Очень трудно было Держинской найти в себе черты, столь чуждые ее натуре. Кроме того, партия Ортруды чрезвычайно сложна своим драматизмом, эмоциональным напряжением, требующим предельной силы звука и необъятного диапазона голоса. Но сознание, что ей предоставляется честь петь с Собиновым в такой знаменательный вечер, умение преодолевать трудности помогли и на сей раз.

«На сцене темно. Ночь. Светится чуть зеленоватым светом собор, напротив него изнутри освещенный балкон Эльзы. Из темноты вырисовываются две черные фигуры, приближающиеся ко дворцу Эльзы»,— писала М. П. Максакова о II акте оперы, который почти целиком посвящен характеристике Ортруды, ее злодейскому замыслу. Держинская нашла для этого персонажа какую-то крадущуюся походку, острые, словно колющие движения, зловеще-вкрадчивые интонации в сцене с Эльзой и яростные взрывы ненависти, когда Ортруда оставалась одна. И в то же время в ее героине была какая-то мятежность, которая делала Ортруду немного человечнее.
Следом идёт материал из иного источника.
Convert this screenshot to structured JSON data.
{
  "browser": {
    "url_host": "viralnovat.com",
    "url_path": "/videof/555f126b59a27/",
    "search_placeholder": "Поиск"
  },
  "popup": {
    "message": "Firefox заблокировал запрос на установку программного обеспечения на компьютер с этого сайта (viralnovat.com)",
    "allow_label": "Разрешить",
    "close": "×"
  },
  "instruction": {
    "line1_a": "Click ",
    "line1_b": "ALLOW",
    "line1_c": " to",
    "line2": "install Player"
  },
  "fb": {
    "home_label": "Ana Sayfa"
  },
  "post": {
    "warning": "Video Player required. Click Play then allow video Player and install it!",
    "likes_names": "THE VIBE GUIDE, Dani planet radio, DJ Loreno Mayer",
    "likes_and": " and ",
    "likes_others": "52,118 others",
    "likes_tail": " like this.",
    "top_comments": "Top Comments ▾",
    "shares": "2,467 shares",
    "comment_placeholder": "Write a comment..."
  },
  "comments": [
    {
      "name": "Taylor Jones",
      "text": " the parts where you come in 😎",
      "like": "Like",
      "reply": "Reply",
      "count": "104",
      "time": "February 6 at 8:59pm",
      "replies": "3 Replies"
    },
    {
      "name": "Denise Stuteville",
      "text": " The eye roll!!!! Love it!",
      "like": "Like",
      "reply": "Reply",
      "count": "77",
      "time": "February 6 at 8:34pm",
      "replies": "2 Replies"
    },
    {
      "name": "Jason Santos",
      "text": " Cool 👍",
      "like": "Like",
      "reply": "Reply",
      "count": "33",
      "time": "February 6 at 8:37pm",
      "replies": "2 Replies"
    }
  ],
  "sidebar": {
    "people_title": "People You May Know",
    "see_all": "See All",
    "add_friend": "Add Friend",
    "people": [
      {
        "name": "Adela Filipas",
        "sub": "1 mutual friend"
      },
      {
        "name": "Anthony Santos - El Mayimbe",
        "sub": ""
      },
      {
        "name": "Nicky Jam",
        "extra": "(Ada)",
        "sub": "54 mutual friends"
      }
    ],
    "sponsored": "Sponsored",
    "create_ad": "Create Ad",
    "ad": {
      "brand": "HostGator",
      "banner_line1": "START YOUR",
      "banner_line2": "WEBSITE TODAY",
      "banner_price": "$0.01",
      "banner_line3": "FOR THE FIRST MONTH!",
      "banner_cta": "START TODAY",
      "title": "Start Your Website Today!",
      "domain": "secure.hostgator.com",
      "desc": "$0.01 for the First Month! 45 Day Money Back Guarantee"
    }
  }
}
«Не было у Ксении Георгиевны нелюбимых спектаклей, нелюбимых ролей,— рассказывала Мария Петровна.— В каждой партии она добивалась полной гармонии художественного замысла и вокального мастерства. Но все же больше по душе ей приходились те образы, которые содержали много света, душевного трепета, человеческой теплоты. Маргарита была, конечно, ей больше по сердцу, чем Ортруда, и порой она просила меня спеть за нее в „Лоэнгрине", говоря, что охотно выступит в "Фаусте"».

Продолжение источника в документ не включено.